3. Find Usability Issues With Heatmaps
Heatmaps assess audience behavior as your readers scroll up and down a webpage. They monitor a webpage by inserting scripts in the code and providing a visual report that shows which elements get the most clicks.
For example, with a heatmap, you can spot areas on your page where you’re losing most of your visitors. Observe what features at that part of the page may be causing the disconnect.
- Is it that the image isn’t loading?
- Is the page shifting at this point, increasing the page instability score (CLS), to your detriment?
- Is the CTA irrelevant or leading to an irrelevant page?
- Is the link or the button not responding, which may be the source of poor FID?
Whatever is the reason, heatmaps help you figure it out and gauge the improvements. You can use Crazy Egg to run a heatmap.
4. Reduce Redirects
Redirects are tricky. On the one hand, they lead users to the correct pages. On the other hand, the process of directing users from one page to the other can slow down your webpages.
Because pages with Good LCP must load with the first 2.5 seconds, too many redirects and making your visitors wait isn’t a good look for your page experience. For example, if you’ve got a mobile redirect pattern that looks like:
"website1.com -> www.website2.com -> m.website3.com -> m.website4.com/contactus,"
Every additional redirect will make the page load slower and shoo your customers away. Use fewer redirects and keep your users on your website. Here’s how you can keep your redirects at a minimum.
- Avoid unnecessary redirects. Always assign a well thought-off, easy-to-read URL and resist changing it once published.
- If you must add a redirect, make sure the final page is only one redirect away.
- Apply appropriate redirects for every situation. For example, if you’ve deleted a page, add 410 redirect to tell the search engine that the page is gone forever, so it shouldn’t try to serve it anymore. You can do so easily through Yoast.

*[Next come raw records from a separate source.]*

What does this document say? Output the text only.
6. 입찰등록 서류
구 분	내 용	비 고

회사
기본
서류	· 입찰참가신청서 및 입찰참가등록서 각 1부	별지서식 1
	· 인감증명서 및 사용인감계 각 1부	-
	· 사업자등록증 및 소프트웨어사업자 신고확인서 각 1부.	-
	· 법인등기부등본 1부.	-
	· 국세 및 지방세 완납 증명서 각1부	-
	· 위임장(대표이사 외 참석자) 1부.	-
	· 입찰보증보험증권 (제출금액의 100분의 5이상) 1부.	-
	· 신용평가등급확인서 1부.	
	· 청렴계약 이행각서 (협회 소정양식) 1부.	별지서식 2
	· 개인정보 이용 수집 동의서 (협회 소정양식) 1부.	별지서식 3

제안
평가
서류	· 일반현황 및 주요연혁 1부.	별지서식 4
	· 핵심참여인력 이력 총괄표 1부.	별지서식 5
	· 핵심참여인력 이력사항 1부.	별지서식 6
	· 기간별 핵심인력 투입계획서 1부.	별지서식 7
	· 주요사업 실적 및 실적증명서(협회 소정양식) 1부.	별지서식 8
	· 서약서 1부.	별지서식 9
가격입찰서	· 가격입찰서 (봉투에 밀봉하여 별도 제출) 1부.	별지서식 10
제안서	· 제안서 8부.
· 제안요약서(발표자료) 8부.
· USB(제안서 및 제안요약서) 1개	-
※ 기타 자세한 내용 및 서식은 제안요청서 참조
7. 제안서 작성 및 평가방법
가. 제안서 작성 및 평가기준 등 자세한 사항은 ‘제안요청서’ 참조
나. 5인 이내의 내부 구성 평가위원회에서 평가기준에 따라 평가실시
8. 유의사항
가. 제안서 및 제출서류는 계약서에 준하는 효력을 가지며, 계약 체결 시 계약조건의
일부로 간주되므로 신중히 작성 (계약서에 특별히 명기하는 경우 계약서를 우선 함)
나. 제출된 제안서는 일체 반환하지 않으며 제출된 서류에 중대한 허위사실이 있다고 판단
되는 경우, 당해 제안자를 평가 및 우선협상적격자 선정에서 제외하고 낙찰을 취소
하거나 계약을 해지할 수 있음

5. Make Sure The Content Is Super Relevant
Content relevance means how well the content on your website answers your visitors’ search queries. The more relevant your website content is, the more a user will spend time reading it. That’s called dwell time, a strong ranking factor!

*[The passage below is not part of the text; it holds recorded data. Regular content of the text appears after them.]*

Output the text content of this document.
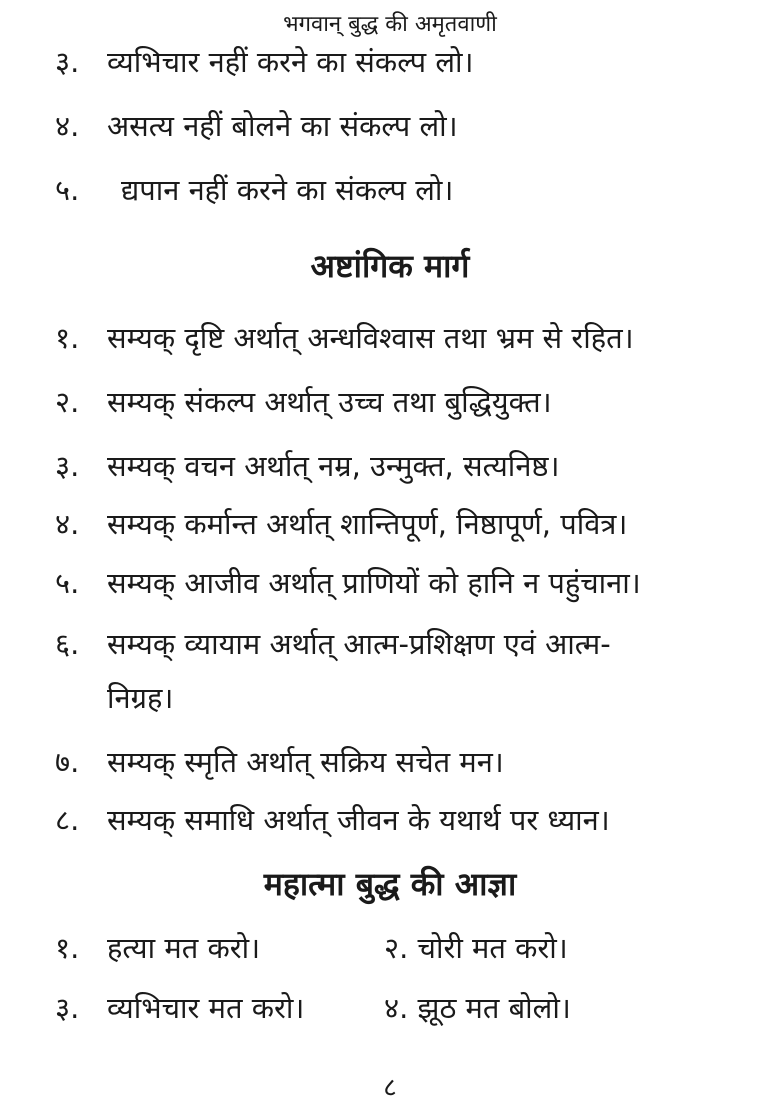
भगवान् बुद्ध की अमृतवाणी
३. व्यभिचार नहीं करने का संकल्प लो।
४. असत्य नहीं बोलने का संकल्प लो।
५. द्यपान नहीं करने का संकल्प लो।
अष्टांगिक मार्ग
१. सम्यक् दृष्टि अर्थात् अन्धविश्वास तथा भ्रम से रहित।
२. सम्यक् संकल्प अर्थात् उच्च तथा बुद्धियुक्त।
३. सम्यक् वचन अर्थात् नम्र, उन्मुक्त, सत्यनिष्ठ।
४. सम्यक् कर्मान्त अर्थात् शान्तिपूर्ण, निष्ठापूर्ण, पवित्र।
५. सम्यक् आजीव अर्थात् प्राणियों को हानि न पहुंचाना।
६. सम्यक् व्यायाम अर्थात् आत्म-प्रशिक्षण एवं आत्म-
निग्रह।
७. सम्यक् स्मृति अर्थात् सक्रिय सचेत मन।
८. सम्यक् समाधि अर्थात् जीवन के यथार्थ पर ध्यान।
महात्मा बुद्ध की आज्ञा
१. हत्या मत करो।	२. चोरी मत करो।
३. व्यभिचार मत करो।	४. झूठ मत बोलो।
८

Similarly, if your content is engaging, readers will interact with it instead of bouncing back to the SERP, which is one of the factors Google uses to gauge page experience.
So, how do you make your content super relevant?
- Understand the search intent of your target keywords and fulfill it.
- Use the main keyword in the title, preferably toward the beginning.
- Make sure the meta description uses keyword variation and promises search intent fulfillment.
- Use keyword variations in some subheadings and in the text where it makes sense.
- Use keyword variations and relevant words and phrases in the Alt Text for some images.
- Add keyword variations in image and video titles and captions.
If you will place relevant keywords and key phrases in all the appropriate places mentioned above, the users will know that your content is relevant to what they were looking for. Then they will be more motivated to read under the headings.
6. Use Simple Words And Sentences
Contrary to what many people may think, people are more drawn to simple content. When people search on the internet, they are mostly looking for answers to their queries or something interesting to spend their spare time. What they aren’t looking for are superfluous words and complex jargon.
But why do people find short and simple words and sentences easier to read?
- Super simple content is enjoyable to read. Short, easy-to-read sentences improve the readability of your content. It lets the ideas flow naturally and can make your website a favorite of your visitors.
- Humans have the worst short-term memory (15-30 seconds). Even goldfish have better short-term memory than us. Simple words allow people to remember the content instead of getting stuck with the words.
- The human brain likes shortcuts, which explains the overwhelming popularity of videos and articles about hacks. Readers prefer actionable content and don’t care for flowery vocabulary. The simpler the sentences, the better!
The impact of Google Page Experience is likely to be a deciding factor in filtering out low-quality websites just like Google’s previous updates EAT and YMYL discouraged low-quality content. So, while your website’s technical team is doing everything it can to bring Core Web Vitals within the acceptable range, you should really comb through your content to bring your A-game as the updates come into effect.